Seguimos obsesionados con Arias Cárdenas. Miles de figuras nacionales, regionales y técnicos del chavismo han roto con el caudillo y se han activado en la disidencia. Nadie piensa que sean Caballos de Troya. Miento, algunos hay -cada vez menos, afortunadamente- que se pierden metiéndose inútilmente con falsos enemigos, sea por caso, Ismael García, un tenaz batallador de todos los días. Cuando estalla un fenómeno de las enormes dimensiones del de Falcón, que acentúan el cambio en la correlación de fuerzas del país, vuelve la obsesión paralizante de Arias Cárdenas, una, una sola golondrina que no hace verano, y su caso es el de un pusilánime clientelar allá, aquí y otra vez allá, y no del instrumento de una quimérica maniobra urdida cuidadosamente por un caudillo que no se caracteriza por la cautela ni por la paciencia.
Arias rompió, de verdad, con Chávez atraído por la esperanza de convertirse en líder de "la otra parte" de la ecuación. Arias se enfrentó, de verdad, a Chávez en las elecciones, incluso con burdas ideas como aquella de la triste gallina. Arias se alejó de la disidencia cuando notó que en la oposición no tenía futuro alguno; sólo contaba con Unión, un grupo muy limitado, aunque con figuras de mucho prestigio.
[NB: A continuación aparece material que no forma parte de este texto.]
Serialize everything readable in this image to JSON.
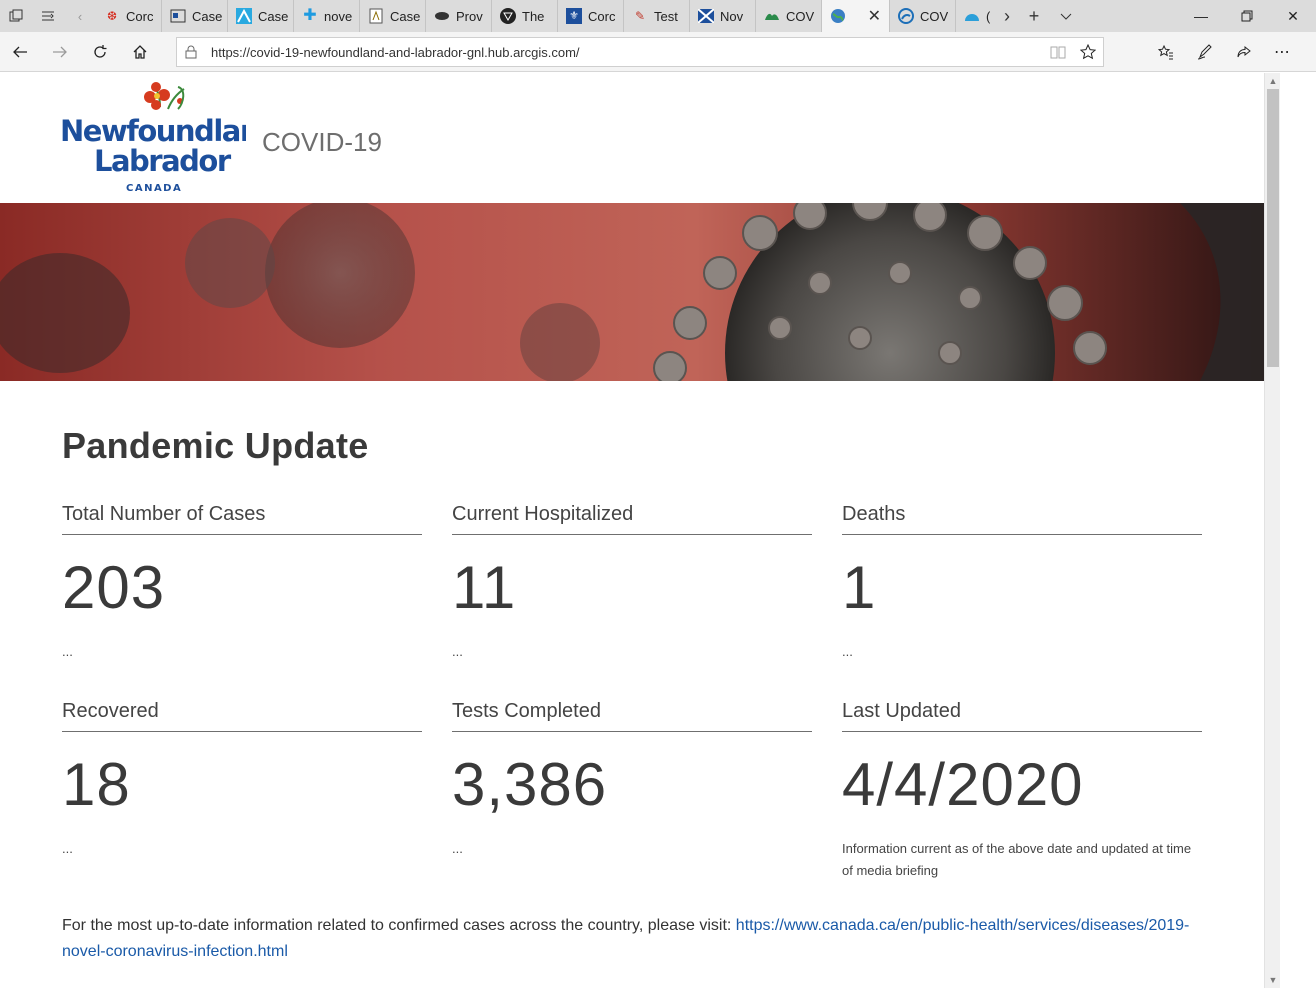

Arias se acercó nuevamente a Chávez, atraído por militares y altas figuras oficialistas que pensaban colocarlo en la sucesión del monarca. ¿Resultado? Perdió todo. Nadie lo quiere allá y nadie lo quiere aquí. Pensemos entonces: si todo aquello lo hubiera hecho en combinación con Chávez y con el cerebro de la revolución no gozaría cuando menos de la estima de la militancia oficialista?
En vez de alegrarse, muchos opositores se preocupan por el problema Falcón casi tanto como Chávez. Y en consecuencia no hacen nada para profundizarlo y para llevarlo hasta sus últimas posibilidades. Incluso, no falta quien condene a la disidencia por no ser suficientemente enérgica contra los disidentes que ya hay, y los que con toda seguridad vendrán, porque la crisis está obrando contra el gobierno, no contra la disidencia. En lugar de darles seguridades a los potenciales disidentes, los asustan insultándolos a priori con el epíteto infamante de caballos de Troya y zarandajas parecidas. Es el colmo del autosuicidio.